Last week at SC25 in St. Louis, we sat down with Dan Stanzione to talk about the part of the forthcoming Horizon supercomputer that matters just as much as its exaflop-scale potential. What could that be in a field historically dominated by floating point performance and compute capability? Why, IO, of course.
The conversation kept coming back to data movement because that is where Horizon’s architecture breaks from the past because it has to, Stanzione says.
The workloads TACC supports no longer resemble the orderly patterns traditional parallel filesystems were built to serve. They produce billions of small files, unpredictable 4k and 64k reads, constant metadata churn, and users who span every discipline and every style of computation. Horizon needed to meet all of that head on.
We talk about all of this and much more, including power, performance, and codes in the full-length podcast interview here but needless to say, a good deal of our time was spent on the past, present and future of data.
Stanzione has watched the center of these systems strain for years. The old idea that large scientific codes would write clean, regular data structures in large sequential bursts never held up under real workload pressure. And even before the rise of AI, auxiliary scripts and preprocessing layers surrounded every simulation and created swarms of tiny operations.
As Stanzione tells us, with AI-heavy workflows in the mix, patterns became even more irregular. Frontera’s scratch space once reached nearly two billion files, and most of them were small. The filesystem became the single shared surface on which every user could accidentally create a system-wide stall. Lose a compute node and the impact is local.
Overload a metadata server and the entire machine pauses.

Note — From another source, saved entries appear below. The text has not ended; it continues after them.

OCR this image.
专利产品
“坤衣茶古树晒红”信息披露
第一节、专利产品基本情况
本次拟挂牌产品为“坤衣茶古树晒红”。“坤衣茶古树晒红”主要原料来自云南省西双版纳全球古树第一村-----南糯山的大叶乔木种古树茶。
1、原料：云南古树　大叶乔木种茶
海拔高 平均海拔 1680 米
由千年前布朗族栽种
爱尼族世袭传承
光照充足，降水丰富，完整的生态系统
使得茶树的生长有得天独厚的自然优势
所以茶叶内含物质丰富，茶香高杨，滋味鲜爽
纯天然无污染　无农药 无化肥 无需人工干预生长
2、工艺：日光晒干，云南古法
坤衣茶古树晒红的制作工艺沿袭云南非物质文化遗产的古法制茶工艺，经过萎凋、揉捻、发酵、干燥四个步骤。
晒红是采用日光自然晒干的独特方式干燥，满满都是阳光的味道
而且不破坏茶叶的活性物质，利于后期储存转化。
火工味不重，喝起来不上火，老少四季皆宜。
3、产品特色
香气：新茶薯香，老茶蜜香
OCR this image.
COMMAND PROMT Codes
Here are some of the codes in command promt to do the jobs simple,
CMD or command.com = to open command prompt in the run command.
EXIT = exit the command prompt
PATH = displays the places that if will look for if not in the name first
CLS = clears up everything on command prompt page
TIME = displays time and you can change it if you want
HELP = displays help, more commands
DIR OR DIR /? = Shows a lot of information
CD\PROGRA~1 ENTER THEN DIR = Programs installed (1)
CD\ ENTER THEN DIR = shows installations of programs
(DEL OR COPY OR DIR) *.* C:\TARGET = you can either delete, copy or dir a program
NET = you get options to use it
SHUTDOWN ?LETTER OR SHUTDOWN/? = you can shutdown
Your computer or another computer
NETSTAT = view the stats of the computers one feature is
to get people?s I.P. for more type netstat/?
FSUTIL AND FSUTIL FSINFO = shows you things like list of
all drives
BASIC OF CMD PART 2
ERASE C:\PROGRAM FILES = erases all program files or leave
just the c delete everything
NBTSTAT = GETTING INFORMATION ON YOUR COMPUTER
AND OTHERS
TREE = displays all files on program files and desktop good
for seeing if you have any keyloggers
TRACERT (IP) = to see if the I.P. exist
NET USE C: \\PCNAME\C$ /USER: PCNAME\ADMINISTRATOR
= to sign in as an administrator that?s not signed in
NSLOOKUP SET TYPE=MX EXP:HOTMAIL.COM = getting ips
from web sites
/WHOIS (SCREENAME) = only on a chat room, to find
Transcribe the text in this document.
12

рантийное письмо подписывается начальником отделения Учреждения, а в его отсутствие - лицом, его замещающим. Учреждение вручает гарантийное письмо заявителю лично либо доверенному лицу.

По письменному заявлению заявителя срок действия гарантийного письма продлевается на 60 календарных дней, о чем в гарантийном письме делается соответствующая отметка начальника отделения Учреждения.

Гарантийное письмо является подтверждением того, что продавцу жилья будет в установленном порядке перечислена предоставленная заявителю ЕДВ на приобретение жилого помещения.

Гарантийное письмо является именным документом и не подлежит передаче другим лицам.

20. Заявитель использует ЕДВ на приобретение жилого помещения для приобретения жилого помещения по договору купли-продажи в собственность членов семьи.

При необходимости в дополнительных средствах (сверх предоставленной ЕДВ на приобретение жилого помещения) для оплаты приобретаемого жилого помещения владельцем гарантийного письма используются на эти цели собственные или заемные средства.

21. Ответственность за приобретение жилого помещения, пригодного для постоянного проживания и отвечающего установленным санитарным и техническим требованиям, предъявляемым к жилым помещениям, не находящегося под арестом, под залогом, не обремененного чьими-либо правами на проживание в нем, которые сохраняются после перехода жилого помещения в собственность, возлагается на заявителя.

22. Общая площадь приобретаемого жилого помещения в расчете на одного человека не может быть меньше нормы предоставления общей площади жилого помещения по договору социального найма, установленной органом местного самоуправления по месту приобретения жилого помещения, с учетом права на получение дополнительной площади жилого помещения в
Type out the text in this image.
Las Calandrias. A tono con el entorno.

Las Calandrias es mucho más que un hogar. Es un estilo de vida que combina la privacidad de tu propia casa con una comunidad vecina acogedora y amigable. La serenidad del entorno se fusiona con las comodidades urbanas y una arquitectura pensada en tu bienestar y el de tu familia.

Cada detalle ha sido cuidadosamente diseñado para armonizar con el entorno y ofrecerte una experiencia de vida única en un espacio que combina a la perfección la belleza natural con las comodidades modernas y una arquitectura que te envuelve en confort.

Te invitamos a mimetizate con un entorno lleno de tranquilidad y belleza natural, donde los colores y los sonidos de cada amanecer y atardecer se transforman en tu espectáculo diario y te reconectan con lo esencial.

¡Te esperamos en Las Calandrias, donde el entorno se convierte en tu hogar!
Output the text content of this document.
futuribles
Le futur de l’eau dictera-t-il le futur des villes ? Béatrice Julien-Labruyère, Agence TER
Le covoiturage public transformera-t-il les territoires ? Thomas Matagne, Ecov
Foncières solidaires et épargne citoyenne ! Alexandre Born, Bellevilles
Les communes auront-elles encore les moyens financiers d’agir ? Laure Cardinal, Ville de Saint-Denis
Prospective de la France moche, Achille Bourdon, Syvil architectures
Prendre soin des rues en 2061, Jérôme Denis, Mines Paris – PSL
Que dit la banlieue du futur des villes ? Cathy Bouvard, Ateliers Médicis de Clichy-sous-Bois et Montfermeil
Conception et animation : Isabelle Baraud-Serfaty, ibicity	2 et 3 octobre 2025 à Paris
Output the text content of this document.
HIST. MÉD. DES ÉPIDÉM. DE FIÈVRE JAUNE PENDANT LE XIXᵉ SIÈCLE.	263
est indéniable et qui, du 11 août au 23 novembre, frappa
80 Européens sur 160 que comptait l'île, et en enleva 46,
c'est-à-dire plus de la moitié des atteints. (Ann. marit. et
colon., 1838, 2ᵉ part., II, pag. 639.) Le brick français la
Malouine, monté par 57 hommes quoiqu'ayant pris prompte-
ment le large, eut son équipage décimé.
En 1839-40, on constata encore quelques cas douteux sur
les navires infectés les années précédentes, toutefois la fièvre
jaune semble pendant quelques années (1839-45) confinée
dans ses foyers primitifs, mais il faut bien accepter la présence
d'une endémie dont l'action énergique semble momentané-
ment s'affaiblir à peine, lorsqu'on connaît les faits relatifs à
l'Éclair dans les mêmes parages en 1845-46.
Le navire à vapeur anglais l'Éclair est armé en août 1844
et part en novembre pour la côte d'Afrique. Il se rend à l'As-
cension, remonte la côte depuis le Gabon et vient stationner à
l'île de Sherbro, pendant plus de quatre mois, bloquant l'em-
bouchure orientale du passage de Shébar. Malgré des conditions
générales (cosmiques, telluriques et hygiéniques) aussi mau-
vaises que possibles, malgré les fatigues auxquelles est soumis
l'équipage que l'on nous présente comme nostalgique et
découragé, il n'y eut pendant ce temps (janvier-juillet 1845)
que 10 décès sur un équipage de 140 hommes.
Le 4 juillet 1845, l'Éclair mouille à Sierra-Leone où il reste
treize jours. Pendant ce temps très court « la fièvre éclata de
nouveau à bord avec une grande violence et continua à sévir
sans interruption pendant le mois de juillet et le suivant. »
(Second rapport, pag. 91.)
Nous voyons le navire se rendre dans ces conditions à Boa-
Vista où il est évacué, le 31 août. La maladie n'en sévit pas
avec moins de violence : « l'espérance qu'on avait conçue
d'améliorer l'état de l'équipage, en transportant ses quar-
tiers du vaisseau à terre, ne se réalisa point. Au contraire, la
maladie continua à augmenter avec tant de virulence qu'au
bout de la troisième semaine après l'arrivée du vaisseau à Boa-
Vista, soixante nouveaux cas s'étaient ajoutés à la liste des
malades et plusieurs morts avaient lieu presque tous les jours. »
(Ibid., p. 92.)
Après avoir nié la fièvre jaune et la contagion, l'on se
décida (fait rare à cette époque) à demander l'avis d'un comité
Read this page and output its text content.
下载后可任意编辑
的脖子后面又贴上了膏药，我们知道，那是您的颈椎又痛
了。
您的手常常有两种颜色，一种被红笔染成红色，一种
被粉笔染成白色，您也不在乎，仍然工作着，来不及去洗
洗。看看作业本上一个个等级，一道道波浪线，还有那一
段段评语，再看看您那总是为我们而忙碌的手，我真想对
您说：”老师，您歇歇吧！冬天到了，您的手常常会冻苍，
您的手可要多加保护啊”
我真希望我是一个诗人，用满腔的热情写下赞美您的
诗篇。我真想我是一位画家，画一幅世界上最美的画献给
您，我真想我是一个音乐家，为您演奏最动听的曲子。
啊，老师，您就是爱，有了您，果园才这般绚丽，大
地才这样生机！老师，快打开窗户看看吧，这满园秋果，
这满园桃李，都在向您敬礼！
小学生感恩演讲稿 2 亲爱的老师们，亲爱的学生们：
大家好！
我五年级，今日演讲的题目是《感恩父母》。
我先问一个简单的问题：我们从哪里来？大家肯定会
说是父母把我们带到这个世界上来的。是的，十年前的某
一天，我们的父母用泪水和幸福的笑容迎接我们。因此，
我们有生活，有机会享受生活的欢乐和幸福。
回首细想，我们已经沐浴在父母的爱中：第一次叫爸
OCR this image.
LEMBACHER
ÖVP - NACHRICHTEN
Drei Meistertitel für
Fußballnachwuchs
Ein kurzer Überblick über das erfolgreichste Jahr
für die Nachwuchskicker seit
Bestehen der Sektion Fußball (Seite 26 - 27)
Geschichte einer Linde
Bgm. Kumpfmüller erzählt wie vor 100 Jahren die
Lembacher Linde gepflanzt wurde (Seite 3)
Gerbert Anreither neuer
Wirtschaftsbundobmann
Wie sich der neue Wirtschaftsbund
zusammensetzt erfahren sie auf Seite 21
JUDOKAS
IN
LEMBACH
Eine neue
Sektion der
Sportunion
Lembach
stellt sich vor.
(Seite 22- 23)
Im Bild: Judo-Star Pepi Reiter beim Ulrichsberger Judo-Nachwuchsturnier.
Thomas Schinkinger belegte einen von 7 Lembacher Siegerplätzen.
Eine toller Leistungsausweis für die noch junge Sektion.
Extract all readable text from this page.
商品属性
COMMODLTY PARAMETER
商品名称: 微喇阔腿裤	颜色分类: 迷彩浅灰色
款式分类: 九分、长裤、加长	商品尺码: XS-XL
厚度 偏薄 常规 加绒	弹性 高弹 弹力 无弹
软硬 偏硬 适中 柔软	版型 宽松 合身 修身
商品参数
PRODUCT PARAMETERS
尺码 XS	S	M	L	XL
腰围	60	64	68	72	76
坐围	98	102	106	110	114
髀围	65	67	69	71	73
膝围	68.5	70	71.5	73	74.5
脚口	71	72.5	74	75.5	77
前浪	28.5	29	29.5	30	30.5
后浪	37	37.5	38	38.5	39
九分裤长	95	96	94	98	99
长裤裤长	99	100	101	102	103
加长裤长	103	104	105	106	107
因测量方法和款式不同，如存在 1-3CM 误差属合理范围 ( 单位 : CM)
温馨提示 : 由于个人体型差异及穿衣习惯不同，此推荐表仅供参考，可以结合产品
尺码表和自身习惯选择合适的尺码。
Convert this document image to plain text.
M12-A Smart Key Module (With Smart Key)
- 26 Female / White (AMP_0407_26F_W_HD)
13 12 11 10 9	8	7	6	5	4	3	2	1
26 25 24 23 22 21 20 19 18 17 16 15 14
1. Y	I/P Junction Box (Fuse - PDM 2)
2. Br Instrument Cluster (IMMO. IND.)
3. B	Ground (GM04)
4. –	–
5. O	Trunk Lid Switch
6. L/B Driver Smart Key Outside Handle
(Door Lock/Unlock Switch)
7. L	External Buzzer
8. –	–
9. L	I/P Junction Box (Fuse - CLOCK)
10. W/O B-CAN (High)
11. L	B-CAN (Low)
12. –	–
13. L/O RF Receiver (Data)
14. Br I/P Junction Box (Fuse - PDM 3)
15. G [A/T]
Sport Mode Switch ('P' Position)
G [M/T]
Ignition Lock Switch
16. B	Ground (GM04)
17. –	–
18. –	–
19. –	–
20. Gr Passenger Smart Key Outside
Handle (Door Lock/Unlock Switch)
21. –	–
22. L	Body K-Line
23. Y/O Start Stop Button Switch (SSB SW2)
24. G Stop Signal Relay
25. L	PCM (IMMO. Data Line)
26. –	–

That recognition shaped Horizon’s architecture more than any other factor. TACC removed disks from the active data path and built an all solid state tier that jumps directly to tape for archival work. The middle layer, the one that relied on mechanical seeks and rotational latency, no longer had a place in a machine where performance must remain stable even as thousands of users behave in unpredictable ways.
The job was not to chase theoretical peak bandwidth. It was to eliminate the points where the system’s performance could fragment under load.
This led to the decision to adopt VAST as the storage layer after several years of controlled experiments. The surprise was not the headline speeds but the refusal to fail.
TACC had long experience with storage systems they could break on demand. They knew exactly which combinations of operations would overwhelm a metadata server or send latency spikes rippling across the cluster.
As Stanzione details, VAST absorbed those tests without collapsing. It degraded cleanly when pushed to the hardware’s limits and held stable through node failures, switch drops, mixed software versions, and live upgrades. Stanzione called resilience the real differentiator because that is where every other system had faltered.
For Horizon’s users, this changes the core experience of working on a large-scale system.
Every compute node sees the same namespace. Data does not need to be staged or copied into local scratch. AI users who come from cloud workflows, where data must be migrated from object stores to ephemeral working space, find a simpler model.
The data is persistent, shared, and visible from anywhere. Scientific users who expect a POSIX file interface continue to work exactly as they always have. The complexity stays inside the architecture instead of leaking into the workflows it supports.
And while Horizon’s compute story is formidable, with racks that draw more than two hundred kilowatts and clusters of Grace Blackwell GPUs that deliver tens of exaflops in mixed precision, none of that matters if IO cannot sustain the pace.
This is why Horizon dedicates nearly a quarter of its system budget to storage. The machine delivers eight terabytes per second of write performance and sixteen terabytes per second of reads, but the priority is not peak throughput but rather consistency.
Governance pressures reinforce this design he adds. TACC supports controlled data of many kinds, from patient information to sensitive corporate research. Encryption at rest is now the default. The storage layer must separate protected partitions while presenting a coherent space to users who expect the same reliability they would find in a commercial cloud environment.
Horizon therefore marks a pivot point in how large-scale systems are built and the story is not about GPUs alone, it’s about the architecture required to keep the system coherent as AI reshapes scientific workflows, as precision models shift, and as users place new demands on shared resources.
The evolution of compute will continue, Stanzione says. GPU architectures will change. Precision formats will drift toward lower bit depths with software emulation filling the gap. And even quantum hardware may find a role in certain classes of problems he adds.
But the part of Horizon that feels most like the future is the one that carries none of the spectacle, it’s that operating system for AI and connects data with compute that stands between thousands of users and the quiet stalls that used to erode system performance.
It is the architecture built to withstand the way people actually compute.